Backwoods Presbyterian said:


> Simply amazing.



Ben, did the Crystal Cathedral ever find a new senior pastor? If not, you could candidate there!


----------



## Backwoods Presbyterian (Aug 20, 2009)

I am fairly certain the place would implode with me in it if I preached there. It would be a "Samsonesque" performance.


----------



## Ask Mr. Religion (Aug 20, 2009)

sastark said:


> Backwoods Presbyterian said:
> 
> 
> > Simply amazing.
> ...


I thought I had read that Schuller's daughter now had the job.

AMR


----------



## Berean (Aug 20, 2009)

How to choose a church. Pathetic. Crystal Cathedral Ministries : Support - Find a Church

This week's "pastor": Suzette Caldwell Crystal Cathedral Ministries : Hour of Power : Pastors : Suzette Caldwell

Q.My wife who is blind, watches the Hour of Power, and was wondering if anything is wrong with Robert Schuler, Jr.? She hasn't seen him in a couple of months. Thanks!

A. Unfortunately Robert Schuller Jnr (RAS) was
forbidden to preach in the Crystal Cathedral about
August last year. He could remain as Head pastor
but not allowed to preach in either the cathedral
or the H of P. So he ended up resigning. There
have been and still are a lot of people upset about
this.


----------



## jason d (Aug 21, 2009)

sad


----------



## Michael Doyle (Aug 21, 2009)

Wheres the link Seth?


----------



## Michael Doyle (Aug 21, 2009)

Michael Horton | Interview Transcript | Robert Schuller | White Horse Inn


----------



## john_Mark (Aug 21, 2009)

There might be a copyright problem with the audio. It's hosted on a church site in the UK so I didn't think much about linking to it.

For now, until I hear differently from White Horse Inn, I'm going to remove the mp3 link.

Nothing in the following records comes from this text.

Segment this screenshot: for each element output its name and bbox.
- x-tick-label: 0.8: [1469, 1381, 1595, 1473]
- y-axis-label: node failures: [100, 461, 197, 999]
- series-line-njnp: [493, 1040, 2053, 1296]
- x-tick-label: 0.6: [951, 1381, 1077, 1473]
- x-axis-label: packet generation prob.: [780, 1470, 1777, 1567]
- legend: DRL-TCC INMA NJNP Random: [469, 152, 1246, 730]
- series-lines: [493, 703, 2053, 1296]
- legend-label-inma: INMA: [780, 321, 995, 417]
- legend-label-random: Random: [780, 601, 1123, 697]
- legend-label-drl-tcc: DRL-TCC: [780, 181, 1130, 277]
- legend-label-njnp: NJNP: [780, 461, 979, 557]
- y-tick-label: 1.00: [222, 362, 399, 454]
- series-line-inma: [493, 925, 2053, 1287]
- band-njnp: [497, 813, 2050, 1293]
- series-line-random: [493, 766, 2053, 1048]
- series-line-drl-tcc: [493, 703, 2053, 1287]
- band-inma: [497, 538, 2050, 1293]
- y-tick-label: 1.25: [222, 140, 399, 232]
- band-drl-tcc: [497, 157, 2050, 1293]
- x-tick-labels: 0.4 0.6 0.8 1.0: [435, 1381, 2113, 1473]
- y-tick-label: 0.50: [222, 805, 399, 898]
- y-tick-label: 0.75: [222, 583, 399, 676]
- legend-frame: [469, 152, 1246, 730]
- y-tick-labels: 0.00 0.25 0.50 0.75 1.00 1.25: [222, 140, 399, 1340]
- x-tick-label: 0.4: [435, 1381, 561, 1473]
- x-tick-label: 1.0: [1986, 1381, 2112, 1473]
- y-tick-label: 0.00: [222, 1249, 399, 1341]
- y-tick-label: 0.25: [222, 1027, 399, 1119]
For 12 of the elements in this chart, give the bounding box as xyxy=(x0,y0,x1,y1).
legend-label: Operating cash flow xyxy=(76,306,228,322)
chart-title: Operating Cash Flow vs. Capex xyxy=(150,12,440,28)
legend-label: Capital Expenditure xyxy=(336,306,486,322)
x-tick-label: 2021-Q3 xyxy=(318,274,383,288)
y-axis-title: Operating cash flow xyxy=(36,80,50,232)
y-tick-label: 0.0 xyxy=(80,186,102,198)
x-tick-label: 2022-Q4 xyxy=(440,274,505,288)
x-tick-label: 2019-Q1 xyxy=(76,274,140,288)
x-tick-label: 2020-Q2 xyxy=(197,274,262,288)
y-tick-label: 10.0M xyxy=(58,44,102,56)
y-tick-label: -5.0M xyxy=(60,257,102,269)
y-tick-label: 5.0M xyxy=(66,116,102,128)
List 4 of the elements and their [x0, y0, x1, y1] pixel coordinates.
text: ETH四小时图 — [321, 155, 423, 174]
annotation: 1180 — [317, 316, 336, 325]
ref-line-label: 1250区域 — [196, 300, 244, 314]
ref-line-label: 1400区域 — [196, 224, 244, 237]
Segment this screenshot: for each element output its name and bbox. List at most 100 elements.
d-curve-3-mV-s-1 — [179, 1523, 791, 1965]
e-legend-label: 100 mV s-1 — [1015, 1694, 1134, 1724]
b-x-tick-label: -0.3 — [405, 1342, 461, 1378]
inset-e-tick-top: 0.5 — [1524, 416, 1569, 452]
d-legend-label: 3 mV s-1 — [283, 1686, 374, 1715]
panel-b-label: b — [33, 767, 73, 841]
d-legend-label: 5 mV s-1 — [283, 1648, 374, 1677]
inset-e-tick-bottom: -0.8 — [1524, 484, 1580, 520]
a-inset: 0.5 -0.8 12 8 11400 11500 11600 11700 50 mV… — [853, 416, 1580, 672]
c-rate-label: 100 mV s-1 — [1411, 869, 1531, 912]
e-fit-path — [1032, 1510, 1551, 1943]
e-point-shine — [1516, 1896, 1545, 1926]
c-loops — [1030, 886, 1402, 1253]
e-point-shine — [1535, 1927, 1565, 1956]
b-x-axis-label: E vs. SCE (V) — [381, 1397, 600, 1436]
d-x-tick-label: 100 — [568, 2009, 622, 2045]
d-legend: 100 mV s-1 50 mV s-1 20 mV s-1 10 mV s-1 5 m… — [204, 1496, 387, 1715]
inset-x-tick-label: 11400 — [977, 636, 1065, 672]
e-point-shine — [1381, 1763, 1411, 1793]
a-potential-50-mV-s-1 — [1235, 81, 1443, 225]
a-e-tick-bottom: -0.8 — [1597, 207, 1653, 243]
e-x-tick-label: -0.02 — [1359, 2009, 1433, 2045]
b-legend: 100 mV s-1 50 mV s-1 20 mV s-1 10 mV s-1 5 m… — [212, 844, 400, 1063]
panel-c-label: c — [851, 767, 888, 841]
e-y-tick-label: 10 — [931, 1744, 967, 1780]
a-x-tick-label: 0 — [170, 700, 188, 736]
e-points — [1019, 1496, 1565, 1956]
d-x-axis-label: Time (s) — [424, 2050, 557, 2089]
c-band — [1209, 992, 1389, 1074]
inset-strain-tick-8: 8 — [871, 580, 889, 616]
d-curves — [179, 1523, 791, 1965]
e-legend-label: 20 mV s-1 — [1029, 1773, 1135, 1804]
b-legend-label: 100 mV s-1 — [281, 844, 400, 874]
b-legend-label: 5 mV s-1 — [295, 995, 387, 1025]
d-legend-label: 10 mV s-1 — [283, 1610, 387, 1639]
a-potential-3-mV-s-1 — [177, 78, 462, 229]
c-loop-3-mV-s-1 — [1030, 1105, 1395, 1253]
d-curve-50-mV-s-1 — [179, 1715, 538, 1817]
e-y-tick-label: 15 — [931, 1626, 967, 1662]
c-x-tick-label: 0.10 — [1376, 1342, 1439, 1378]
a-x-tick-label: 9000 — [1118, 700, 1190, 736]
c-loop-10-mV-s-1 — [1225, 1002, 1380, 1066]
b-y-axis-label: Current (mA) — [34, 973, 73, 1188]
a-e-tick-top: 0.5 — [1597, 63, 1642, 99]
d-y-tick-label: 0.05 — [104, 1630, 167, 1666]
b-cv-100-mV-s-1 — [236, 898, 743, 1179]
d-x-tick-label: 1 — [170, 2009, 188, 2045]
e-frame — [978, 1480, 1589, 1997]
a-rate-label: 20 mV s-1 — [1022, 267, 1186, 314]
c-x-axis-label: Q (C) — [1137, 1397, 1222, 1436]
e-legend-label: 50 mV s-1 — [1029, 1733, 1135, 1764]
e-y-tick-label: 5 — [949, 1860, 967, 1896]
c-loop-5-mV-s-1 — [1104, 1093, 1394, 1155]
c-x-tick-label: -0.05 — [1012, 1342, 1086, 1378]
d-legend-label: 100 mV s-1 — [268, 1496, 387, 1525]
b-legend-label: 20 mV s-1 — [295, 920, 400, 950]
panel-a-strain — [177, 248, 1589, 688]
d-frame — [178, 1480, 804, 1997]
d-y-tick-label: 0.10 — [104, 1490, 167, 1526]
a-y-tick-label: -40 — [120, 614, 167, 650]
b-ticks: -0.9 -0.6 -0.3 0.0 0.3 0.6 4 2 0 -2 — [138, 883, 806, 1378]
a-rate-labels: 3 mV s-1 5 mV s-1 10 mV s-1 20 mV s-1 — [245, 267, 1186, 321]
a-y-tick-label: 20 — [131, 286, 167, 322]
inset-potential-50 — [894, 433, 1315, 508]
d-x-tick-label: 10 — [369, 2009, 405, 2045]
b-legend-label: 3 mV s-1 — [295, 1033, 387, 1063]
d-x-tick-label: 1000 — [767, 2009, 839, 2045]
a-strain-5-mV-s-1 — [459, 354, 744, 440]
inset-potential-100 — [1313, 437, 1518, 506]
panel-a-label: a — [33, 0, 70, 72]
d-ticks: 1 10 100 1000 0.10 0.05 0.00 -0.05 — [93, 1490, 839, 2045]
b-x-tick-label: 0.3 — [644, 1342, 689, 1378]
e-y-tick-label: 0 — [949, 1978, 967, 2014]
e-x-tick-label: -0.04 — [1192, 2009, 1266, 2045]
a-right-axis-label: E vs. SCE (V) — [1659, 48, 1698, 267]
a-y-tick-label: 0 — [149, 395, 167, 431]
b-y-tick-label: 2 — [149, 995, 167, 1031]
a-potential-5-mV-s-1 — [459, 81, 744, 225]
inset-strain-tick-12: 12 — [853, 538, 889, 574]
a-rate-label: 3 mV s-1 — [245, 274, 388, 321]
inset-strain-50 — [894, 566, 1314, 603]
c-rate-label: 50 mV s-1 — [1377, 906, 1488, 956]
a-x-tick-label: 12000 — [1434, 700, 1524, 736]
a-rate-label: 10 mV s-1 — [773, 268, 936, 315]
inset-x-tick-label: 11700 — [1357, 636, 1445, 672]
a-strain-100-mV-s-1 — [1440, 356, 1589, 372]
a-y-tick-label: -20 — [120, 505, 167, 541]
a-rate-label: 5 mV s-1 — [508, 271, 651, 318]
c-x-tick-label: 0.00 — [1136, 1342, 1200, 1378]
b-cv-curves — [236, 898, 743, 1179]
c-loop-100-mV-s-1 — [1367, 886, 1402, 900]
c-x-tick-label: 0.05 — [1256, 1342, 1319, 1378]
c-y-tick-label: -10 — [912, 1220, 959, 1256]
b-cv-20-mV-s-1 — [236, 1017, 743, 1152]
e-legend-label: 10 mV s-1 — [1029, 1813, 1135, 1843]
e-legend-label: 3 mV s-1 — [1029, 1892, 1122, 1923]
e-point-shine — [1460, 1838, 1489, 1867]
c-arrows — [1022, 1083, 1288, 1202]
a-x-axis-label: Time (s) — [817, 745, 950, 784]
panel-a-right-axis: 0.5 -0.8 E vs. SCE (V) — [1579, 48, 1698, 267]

Schuller's statements are simply incredible though. Even sadder is that if you search Twitter for Schuller you will see many people quoting him.


----------



## dannyhyde (Aug 21, 2009)

Ah, a classic. I remember hearing that while in college as I was moving from Evangelicalism/Pentecostalism to the Reformed Church.


----------



## sastark (Aug 21, 2009)

Michael Doyle said:


> Wheres the link Seth?



In the original post, it was the "Heidelblog" link.


----------